Dom Juan uncensored : Au pays de l’inconstance
Après l’éblouissant Caligula remix, Marc Beaupré poursuit la relecture de classiques avec Dom Juan uncensored. Une étourdissante déconstruction qui épouse l’esprit libertin.
Le metteur en scène Marc Beaupré aime les risques et s’en est offert un de taille avec sa relecture postmoderne du Dom Juan de Molière croisée avec le Don Giovanni de Mozart. Il rapatrie la pièce chez nos contemporains, mélange les époques, le réel, la fiction, y juxtapose les discours critiques et intègre Twitter qui permet de commenter la pièce en direct et de participer à l’évolution du mythe. L’idée est ingénieuse, ambitieuse, et peut-être plus forte en théorie qu’en pratique. L’exigeante proposition expose le spectateur à un flot désordonné de stimuli, de ruptures successives qui font passer d’un extrait de Molière ou de l’opéra de Mozart aux interventions des personnages, auxquels répondent les gazouillis des twitteurs qui finissent par déconcentrer. Le projet témoigne toutefois d’une brillante compréhension de la philosophie libertine, véritable poumon de la pièce.
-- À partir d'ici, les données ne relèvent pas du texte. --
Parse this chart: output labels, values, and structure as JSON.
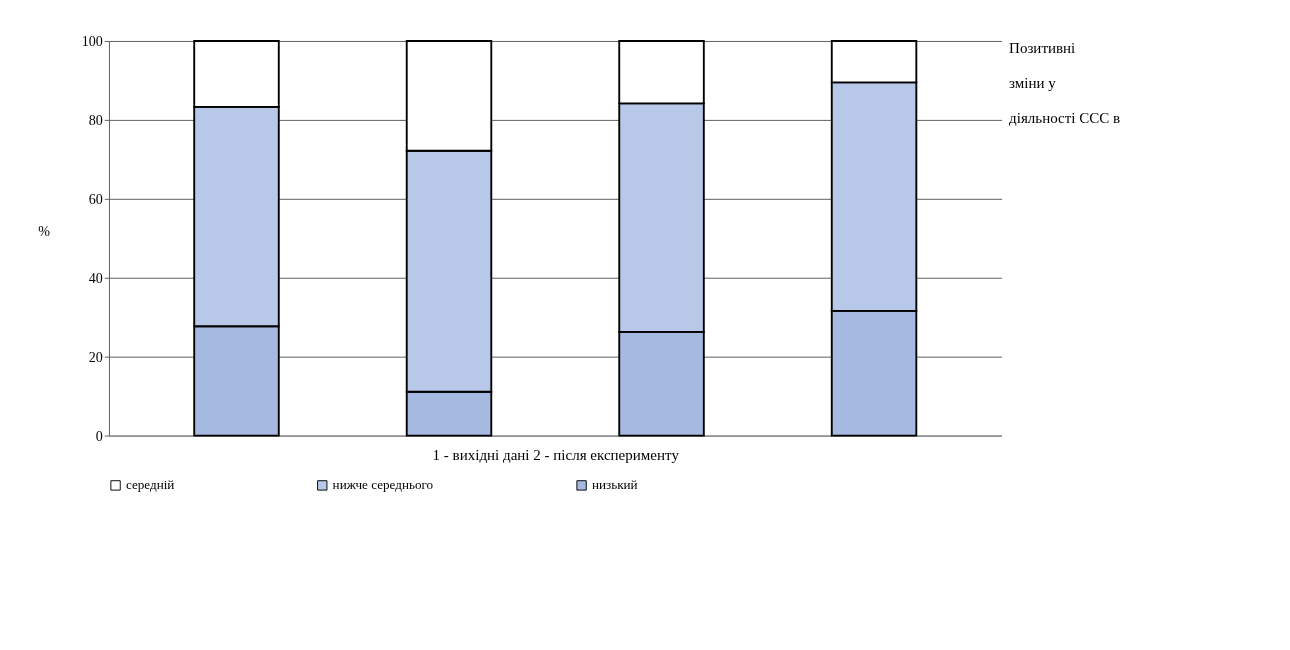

Don Juan (transformé en jeune DJ effronté et insouciant) entre en scène accompagné d’une sténographe qui affiche ses déclarations par des tweets. "Paris, 1665". Il qualifie de médiocre la première de Dom Juan et se rabat en coulisse sur la femme de Molière. "Check!" Le héros ajoute ainsi les victimes à sa liste, profitant de Twitter pour mieux exercer son irrévérencieuse liberté et ajouter un commentaire à chacune de ses actions, comme tout bon contemporain branché. Les autres personnages prendront aussi d’assaut l’instrument pour revendiquer leurs volontés et participer au combat de nombrils qui se joue dans les médias sociaux. Le twitteur devient une sorte de Don Juan moderne, narcissique libéré élevant son discours au-dessus de la mêlée pour sa propre jouissance. Le procédé est intéressant, mais le dispositif scénique s’avère un peu lourd et les constants décrochages nuisent à la fluidité. Les passages tragiques joués par Elvire (Geneviève Boivin-Roussy) et la mère de Don Juan (Marie-France Marcotte) détonnent du jeu relâché de Don Juan (David Giguère) ou des débordements festifs de Sganarelle (Iannicko N’Doua).
Le morcèlement de la pièce étourdit donc, mais sert aussi sa poétique libertine qui reproduit le cycle infernal de la quête perpétuelle de Don Juan, ce mouvement d’ascension et de chute guidé par le désir qui est sa loi et contamine la structure de l’oeuvre. L’inconstance dangereuse du libertinage exige des sacrifices et confronte des paroles et des styles inconciliables qui s’élèvent, sans égard aux autres. La beauté du héros se révèle quand il dévoile sa fragilité et le bonheur d’avoir connu, ne serait-ce que le temps d’une étreinte, l’éternité.